Come March 2010, the U.S. Federal Reserve will be faced with the dilemma over whether it will follow through with its planned action and discontinue the purchasing of Agency and Agency Mortgage Backed Securities. A lot of speculation has been raised over whether the Federal Reserve will follow through with its schedule, or extend the purchasing and continue providing a crutch to the housing industry. Many media pundits have expressed contrasting views citing “The Federal Reserve should extend the purchasing program given the fact that the U.S. economy is not strong enough to stand on its own two feet” and “It would not be considered prudent fiscal policy to continue the purchasing program”.

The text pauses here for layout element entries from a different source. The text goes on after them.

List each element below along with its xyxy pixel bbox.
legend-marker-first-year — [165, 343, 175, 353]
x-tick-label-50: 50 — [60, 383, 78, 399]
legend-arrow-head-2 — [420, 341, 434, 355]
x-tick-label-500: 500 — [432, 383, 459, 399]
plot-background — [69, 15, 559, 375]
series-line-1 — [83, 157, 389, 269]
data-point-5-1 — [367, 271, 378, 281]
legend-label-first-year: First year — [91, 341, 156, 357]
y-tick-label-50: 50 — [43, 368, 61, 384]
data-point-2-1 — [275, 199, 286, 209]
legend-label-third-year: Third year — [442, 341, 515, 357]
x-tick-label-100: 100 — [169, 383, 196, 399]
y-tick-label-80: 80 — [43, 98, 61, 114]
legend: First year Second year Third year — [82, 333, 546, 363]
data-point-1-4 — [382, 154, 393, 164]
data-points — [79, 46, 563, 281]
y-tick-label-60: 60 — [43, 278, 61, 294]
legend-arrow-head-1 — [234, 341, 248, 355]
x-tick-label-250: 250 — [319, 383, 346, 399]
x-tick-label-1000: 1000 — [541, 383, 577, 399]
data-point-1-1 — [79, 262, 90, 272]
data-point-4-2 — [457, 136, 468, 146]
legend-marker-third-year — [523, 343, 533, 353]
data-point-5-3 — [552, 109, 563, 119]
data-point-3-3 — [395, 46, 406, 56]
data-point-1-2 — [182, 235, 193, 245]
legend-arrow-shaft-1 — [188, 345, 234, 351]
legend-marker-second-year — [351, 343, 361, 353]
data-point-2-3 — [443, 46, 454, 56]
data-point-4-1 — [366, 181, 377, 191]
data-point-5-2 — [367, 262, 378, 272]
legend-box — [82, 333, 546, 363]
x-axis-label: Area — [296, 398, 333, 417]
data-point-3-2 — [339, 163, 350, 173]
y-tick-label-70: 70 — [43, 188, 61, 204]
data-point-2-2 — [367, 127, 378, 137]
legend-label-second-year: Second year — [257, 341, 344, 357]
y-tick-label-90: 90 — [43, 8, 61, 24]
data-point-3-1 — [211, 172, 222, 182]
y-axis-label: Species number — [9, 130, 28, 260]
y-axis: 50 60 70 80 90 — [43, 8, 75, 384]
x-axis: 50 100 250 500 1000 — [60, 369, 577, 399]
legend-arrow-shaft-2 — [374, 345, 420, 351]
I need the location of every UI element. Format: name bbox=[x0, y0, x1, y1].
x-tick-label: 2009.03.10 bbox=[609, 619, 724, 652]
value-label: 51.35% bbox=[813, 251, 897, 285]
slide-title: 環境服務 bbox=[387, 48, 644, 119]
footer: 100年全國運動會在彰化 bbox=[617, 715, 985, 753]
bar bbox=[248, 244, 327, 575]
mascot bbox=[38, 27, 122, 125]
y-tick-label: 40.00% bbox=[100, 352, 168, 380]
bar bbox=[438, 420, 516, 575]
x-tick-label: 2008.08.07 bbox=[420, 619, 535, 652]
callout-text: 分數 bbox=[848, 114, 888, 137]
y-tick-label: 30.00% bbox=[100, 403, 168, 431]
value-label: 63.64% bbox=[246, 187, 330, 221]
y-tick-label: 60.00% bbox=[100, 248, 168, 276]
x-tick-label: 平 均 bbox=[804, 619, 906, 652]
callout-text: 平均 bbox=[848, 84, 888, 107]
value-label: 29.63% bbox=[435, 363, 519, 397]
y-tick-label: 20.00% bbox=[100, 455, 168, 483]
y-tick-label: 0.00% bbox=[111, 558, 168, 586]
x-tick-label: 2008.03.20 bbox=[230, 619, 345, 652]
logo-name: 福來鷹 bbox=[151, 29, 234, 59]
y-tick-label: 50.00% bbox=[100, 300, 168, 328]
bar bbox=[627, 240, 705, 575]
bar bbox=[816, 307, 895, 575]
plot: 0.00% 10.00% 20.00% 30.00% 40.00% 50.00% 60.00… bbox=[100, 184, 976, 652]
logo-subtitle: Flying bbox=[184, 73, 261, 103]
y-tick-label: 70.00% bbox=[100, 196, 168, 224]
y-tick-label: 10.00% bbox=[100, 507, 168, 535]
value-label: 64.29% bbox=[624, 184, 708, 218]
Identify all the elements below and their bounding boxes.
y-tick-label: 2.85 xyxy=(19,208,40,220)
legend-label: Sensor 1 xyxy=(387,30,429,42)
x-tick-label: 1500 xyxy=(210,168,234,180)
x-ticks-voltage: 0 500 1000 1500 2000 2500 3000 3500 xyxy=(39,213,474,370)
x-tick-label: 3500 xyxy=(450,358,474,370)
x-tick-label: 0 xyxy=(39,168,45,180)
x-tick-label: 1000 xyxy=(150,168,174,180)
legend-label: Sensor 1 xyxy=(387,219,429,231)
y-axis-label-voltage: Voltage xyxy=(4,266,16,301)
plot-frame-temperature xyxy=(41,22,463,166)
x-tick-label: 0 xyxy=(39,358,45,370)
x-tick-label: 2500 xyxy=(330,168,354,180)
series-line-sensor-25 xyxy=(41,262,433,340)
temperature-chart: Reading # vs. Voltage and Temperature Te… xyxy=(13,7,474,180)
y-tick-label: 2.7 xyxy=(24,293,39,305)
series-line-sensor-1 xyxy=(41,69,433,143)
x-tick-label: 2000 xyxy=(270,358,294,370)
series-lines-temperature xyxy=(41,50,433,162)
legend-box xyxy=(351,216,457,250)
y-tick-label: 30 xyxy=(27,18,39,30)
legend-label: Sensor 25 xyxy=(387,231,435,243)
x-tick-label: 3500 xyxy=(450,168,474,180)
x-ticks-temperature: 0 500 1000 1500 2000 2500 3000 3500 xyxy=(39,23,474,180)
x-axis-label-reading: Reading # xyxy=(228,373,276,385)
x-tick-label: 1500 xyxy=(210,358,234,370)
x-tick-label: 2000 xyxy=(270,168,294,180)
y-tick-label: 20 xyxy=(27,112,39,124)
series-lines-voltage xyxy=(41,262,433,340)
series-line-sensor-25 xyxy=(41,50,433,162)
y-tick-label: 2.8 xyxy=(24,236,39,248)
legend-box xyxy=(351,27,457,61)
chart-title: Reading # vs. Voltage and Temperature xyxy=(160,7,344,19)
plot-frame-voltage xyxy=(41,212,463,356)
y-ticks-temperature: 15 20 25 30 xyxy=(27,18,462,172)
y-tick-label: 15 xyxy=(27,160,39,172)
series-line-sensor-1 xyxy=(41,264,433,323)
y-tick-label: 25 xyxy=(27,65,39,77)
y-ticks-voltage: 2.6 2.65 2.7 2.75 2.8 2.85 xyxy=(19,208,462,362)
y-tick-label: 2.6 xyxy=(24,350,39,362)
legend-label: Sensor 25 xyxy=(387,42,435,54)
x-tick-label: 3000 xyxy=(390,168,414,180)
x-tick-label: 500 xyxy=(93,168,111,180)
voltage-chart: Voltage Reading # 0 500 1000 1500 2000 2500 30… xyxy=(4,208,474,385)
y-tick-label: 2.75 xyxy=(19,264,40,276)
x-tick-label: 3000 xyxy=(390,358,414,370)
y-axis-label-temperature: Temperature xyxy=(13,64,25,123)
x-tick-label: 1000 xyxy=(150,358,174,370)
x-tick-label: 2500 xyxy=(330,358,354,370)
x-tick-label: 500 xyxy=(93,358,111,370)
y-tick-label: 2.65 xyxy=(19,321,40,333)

As we have mentioned before here at SafariResearch.com, we believe that the Federal Reserve will indeed discontinue the purchasing of Agency and Agency Mortgage Backed Securities. Recent Federal Reserve statements have reflected optimistic outlooks on the pulse of the U.S. economy. Even in recent minutes from the Federal Reserve’s December Meeting mirror the notion that the Federal Reserve intends to stay the course, unless a sizable situation arises that would change the current economic direction.
In the coming week, the Federal Reserve will be issuing nearly $100 billion of Treasury Securities. The schedule is as follows:
- Tuesday, January 12, 2010: $40 billion in 3yr notes & $26 billion in 52wk T-bills
- Wednesday, January 13, 2010: $21 billion in 10yr notes
We will be closely monitoring the action in the 30yr bond issuance, as that is where we believe the greatest supply/demand imbalance exists. Any sign of week demand in any of this weeks Treasury auctions will provide a bearish catalyst sending government bond prices lower and interest rates higher. To capitalize on this imbalance, we recommend the ProShares UltraShort 20+ Year Treasury ETF (NYSEARCA:TBT), and the Direxion Daily 30 Year Treasury 3x Bear (NYSEARCA:TMV).